CD4+ T cells enhance CD8+ T cell functions and survival and exhibit uncharacterized anti-viral activity. Virus-specific CD8+
T cells eliminate virus using perforin-dependent mechanism in
astrocyte/microglia and IFNγ in OLG. CNS T cell recruitment also
correlates with initiation of demyelination. Both CD4+ and CD8+
T cells participate in tissue destruction by instructing myeloid cells
to initiate tissue damage. The adverse effects mediated by the
pro-inflammatory anti-viral response are balanced by IL-10, a master
regulator of immunity to infection. While the role of IL-10 during acute
infection remains unknown, it limits myelin loss during chronic
infection without affecting viral persistence. Both Foxp3 Tregs and Tr1
cells produce IL-10, which restrain demyelination by regulating
microglia activation and astroglial scar formation. A direct role of
Foxp3 Treg on peripheral T cell activation, with remote temporal effects
on tissue damage, has been suggested by T cell transfer studies.

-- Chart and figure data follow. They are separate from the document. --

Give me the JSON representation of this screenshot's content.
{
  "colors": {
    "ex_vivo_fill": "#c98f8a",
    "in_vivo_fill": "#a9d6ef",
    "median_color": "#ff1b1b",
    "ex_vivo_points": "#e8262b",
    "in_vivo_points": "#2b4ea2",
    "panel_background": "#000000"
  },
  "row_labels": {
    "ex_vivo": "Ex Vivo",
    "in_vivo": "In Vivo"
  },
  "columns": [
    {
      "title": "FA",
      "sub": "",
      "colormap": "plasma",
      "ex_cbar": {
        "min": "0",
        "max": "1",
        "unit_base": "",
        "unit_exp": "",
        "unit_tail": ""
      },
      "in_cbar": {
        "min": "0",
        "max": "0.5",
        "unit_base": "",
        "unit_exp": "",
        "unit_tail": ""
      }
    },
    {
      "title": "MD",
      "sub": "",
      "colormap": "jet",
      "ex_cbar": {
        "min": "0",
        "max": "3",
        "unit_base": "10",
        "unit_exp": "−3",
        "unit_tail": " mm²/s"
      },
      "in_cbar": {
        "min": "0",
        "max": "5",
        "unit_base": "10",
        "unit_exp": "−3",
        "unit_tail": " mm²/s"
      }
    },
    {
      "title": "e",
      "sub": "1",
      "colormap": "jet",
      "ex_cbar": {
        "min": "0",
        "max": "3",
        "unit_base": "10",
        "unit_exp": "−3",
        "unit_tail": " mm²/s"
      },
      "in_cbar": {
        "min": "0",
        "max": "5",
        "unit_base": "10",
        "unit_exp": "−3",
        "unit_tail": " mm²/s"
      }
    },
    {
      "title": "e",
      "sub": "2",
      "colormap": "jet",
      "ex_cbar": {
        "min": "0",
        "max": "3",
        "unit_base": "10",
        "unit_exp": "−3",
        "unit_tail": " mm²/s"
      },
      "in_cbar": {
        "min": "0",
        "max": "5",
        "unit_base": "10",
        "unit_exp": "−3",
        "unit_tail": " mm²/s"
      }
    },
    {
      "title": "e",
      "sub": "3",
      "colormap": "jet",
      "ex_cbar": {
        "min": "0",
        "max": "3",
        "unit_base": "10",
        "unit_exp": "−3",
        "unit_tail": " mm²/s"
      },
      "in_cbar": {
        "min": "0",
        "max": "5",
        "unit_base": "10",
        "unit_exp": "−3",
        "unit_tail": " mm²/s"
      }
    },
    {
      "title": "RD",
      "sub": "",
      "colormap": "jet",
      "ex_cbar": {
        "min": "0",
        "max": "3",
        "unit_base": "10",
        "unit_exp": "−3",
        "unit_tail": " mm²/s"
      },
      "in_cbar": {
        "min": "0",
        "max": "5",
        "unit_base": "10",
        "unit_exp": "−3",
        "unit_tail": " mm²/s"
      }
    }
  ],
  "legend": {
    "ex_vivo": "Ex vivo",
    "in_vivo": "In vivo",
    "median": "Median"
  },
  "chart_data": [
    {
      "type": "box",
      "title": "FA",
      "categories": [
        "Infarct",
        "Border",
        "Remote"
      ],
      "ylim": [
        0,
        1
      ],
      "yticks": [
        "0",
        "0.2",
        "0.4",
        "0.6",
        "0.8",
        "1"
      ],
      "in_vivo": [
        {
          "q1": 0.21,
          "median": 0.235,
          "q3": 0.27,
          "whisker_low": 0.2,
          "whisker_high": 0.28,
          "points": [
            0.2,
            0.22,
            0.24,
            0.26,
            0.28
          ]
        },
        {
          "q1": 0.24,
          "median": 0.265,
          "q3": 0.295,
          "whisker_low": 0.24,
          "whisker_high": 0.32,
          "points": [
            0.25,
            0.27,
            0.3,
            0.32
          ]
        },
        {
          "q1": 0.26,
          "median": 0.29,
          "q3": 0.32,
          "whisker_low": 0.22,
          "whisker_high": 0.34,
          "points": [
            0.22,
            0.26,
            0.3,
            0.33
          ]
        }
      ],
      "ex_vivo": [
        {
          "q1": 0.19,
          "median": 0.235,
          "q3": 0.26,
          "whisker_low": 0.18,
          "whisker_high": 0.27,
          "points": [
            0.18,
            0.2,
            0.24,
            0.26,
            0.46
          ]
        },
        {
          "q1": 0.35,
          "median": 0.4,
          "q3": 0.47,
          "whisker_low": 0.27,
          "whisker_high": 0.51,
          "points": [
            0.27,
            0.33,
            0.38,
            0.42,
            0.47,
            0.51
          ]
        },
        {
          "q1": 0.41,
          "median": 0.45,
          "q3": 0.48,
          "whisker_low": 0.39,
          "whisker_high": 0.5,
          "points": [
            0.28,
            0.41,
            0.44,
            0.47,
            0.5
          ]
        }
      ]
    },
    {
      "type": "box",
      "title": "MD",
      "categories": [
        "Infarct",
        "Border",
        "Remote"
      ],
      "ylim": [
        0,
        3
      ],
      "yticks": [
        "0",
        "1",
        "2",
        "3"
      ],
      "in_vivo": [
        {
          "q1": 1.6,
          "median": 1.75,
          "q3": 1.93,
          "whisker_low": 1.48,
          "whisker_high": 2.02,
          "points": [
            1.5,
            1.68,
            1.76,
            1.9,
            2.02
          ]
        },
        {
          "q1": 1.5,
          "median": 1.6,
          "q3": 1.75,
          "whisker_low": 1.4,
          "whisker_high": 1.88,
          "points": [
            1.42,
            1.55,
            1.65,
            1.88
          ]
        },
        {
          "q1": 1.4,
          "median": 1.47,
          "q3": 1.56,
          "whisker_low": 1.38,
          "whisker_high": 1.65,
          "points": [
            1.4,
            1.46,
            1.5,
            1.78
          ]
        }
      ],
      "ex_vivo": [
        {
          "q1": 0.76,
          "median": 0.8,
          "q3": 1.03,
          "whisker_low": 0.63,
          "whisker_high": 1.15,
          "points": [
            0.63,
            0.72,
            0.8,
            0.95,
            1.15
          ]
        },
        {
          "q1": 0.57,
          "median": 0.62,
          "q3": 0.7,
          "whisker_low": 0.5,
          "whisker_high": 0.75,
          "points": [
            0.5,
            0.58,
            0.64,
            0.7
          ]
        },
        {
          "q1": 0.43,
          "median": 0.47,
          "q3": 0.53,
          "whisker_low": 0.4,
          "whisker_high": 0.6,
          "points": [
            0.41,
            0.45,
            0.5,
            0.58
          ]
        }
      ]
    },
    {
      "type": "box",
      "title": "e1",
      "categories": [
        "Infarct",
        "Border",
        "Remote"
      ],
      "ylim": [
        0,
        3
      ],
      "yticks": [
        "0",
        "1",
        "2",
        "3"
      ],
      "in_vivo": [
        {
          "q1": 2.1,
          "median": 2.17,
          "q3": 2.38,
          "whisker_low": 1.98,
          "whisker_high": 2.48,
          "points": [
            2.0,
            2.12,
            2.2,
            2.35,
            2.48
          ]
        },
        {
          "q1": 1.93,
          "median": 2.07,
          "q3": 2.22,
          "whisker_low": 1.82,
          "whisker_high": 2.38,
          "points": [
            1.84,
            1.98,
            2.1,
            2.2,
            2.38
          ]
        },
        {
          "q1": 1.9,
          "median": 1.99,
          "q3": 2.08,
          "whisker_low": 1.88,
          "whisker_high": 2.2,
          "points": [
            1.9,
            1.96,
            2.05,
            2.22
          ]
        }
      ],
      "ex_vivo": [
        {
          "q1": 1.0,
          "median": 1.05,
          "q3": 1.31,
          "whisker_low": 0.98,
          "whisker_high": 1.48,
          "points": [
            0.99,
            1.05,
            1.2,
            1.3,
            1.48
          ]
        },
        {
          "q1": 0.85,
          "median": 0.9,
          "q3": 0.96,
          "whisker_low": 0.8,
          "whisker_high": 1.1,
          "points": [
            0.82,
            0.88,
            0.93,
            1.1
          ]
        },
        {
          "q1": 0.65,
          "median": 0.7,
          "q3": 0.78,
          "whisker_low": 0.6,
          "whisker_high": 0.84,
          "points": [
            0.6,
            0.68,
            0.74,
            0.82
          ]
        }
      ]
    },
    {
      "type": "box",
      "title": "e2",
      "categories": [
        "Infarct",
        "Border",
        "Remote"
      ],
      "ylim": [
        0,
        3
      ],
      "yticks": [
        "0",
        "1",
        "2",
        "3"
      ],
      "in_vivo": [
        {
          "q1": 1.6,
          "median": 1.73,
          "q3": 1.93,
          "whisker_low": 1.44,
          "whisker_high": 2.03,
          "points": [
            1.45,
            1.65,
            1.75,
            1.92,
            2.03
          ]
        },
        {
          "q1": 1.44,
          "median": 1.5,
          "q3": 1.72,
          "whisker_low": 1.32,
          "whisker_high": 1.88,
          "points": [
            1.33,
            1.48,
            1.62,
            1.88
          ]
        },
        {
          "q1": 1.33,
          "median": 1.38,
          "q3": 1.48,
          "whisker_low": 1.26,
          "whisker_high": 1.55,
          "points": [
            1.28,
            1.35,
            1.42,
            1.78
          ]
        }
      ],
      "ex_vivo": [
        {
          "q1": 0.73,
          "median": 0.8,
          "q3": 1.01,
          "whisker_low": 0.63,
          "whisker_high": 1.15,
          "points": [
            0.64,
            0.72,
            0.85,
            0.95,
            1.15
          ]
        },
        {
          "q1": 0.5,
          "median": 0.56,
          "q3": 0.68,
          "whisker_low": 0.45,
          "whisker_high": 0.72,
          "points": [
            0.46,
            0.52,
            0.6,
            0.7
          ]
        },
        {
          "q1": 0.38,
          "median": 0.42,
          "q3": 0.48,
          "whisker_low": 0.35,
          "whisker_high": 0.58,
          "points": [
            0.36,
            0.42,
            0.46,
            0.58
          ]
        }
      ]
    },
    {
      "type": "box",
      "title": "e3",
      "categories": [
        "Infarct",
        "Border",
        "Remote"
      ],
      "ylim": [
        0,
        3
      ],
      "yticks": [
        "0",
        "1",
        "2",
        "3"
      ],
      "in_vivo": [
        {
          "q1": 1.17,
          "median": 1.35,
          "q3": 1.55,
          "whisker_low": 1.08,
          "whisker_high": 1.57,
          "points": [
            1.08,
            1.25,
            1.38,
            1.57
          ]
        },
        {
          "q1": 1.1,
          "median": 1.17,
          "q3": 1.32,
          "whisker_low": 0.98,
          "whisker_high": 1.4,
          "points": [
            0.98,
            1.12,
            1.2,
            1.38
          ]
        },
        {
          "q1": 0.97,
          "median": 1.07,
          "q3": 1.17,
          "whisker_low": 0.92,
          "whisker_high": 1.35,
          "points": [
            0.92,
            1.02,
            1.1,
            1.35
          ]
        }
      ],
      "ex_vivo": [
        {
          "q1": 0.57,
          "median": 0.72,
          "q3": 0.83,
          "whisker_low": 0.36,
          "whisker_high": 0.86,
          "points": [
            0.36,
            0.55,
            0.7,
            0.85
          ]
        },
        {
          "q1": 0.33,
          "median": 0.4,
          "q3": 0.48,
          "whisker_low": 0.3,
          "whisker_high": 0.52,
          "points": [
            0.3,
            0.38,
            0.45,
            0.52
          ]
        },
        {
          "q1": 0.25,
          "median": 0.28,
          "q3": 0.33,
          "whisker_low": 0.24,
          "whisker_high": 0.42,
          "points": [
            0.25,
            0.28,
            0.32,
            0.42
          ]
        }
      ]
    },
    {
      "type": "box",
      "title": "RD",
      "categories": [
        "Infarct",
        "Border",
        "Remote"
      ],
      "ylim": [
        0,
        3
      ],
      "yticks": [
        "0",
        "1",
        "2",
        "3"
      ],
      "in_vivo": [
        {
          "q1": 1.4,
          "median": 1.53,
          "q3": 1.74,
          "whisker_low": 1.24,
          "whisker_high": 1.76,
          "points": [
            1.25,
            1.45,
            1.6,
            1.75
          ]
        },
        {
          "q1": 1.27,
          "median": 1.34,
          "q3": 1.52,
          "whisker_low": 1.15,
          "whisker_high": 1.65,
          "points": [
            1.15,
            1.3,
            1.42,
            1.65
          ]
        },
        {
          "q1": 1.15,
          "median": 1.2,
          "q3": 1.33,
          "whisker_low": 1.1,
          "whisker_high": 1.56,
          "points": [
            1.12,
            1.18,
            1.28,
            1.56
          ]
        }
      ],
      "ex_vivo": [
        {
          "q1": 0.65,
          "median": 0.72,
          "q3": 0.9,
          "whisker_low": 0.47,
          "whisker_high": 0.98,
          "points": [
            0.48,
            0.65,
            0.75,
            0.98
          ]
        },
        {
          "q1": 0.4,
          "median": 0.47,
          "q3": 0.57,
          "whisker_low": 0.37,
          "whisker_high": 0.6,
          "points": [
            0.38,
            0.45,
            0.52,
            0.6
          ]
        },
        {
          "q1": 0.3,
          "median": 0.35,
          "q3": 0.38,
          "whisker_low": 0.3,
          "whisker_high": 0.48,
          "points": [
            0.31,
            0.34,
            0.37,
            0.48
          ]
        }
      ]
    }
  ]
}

The imprinting of the innate
immune response on subsequent adaptive immunity and its effects on
bystander cells such as microglia and infiltrating myeloid cells make it
difficult to tease apart critical checkpoints determining disease
progression or resolution. However, the availability of numerous
conditional knockout mice blocking cytokine responses in distinct cell
types and in a temporal fashion promise to shed more light on pathways
ameliorating pathology while preserving viral control. Confirmation of
similar pathways in multiple viral encephalomyelitis models will
ultimately enhance targeted treatment options at early stages of disease manifestation. Accumulating literature in both rodent models and
human encephalitis implicate that manipulation of IL-10 and IFNγ may
have broad implications to treat encephalitis more broadly.